Auch in der Chirurgie nimmt die Navigationstechnik eine immer größere Rolle ein.
Erste Schritte bezüglich der Navigationschirurgie machte im Jahr 1908 der amerikanische Erfinder Horsley Clarke. Er zeigte, zunächst anhand von Tierexperimenten, wie man sich mit 3D im Gehirn orientieren kann. Seitdem etablierte sich der Begriff „Stereotaxie“ – genaue Lokalisation. Am Menschen wurden erste Operationen im Jahr 1918 durchgeführt.
Entwickelt wurden Systeme für die Navigationschirurgie, wie so häufig, für die US Army.
1994 war es dann soweit: die erste Generation der Navigationsgeräte für die Chirurgie wurde vorgestellt.
In der Neurochirurgie wurde das erste optische Navigationsgerät eingesetzt. Die rasante Entwicklung der Endoskopie und der Technik eröffnet dem Operateur nun immer neue Möglichkeiten.

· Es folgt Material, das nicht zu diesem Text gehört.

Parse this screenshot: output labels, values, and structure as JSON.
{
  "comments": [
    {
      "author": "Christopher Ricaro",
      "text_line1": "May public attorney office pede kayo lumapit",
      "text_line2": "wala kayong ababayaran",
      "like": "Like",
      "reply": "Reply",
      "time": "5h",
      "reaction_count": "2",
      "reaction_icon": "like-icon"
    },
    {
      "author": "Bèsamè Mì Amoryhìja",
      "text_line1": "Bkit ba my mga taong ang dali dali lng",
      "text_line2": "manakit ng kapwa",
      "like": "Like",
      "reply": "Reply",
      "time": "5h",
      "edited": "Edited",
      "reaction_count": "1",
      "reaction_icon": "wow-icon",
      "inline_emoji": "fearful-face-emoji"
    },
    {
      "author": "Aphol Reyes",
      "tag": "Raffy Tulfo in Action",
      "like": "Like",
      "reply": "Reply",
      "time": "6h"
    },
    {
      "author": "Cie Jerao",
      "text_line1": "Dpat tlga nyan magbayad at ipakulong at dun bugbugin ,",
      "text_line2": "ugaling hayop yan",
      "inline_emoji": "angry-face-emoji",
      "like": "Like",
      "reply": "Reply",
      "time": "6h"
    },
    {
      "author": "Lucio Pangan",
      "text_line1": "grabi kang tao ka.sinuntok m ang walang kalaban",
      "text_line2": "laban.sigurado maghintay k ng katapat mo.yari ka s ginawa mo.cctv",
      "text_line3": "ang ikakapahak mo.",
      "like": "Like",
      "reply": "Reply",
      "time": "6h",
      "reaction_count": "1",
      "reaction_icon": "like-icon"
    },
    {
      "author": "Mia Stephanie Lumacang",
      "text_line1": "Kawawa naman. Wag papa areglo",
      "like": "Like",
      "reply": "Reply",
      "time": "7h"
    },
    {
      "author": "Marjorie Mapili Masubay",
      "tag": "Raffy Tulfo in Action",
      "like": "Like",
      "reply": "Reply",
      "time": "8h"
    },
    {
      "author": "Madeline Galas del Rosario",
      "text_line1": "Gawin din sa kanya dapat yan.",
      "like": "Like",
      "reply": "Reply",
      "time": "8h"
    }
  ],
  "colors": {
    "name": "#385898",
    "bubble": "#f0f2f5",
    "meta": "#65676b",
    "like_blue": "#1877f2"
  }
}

So kann er sich bei anatomischen Variationen optimal minimal invasiv und sicher für den Patienten im „Situs“, dem zu operierenden Bereich, orientieren.
Vor dem operativen Eingriff erstellt der Chirurg eine „Lagekarte“ in seinem Kopf . Dies sind visuelle Informationen, die sich anhand von Erfahrungen und anatomischen Merkmalen, die er mit medizinischen Geräten misst, zusammensetzen.
Die Lagebestimmung ist während der OP ist in manchen Situationen jedoch sehr schwierig und stösst an seine Grenzen.
Jeder weitere Schritt kann Risiken für den Patienten bedeuten. Um diese zu vermeiden, sind Navigationsgeräte von größtem Vorteil.
Während des Eingriffes zeigt das Navigationsgerät mit Hilfe der 3D-Karte, wo sich das Instrument im Inneren des Körpers befindet.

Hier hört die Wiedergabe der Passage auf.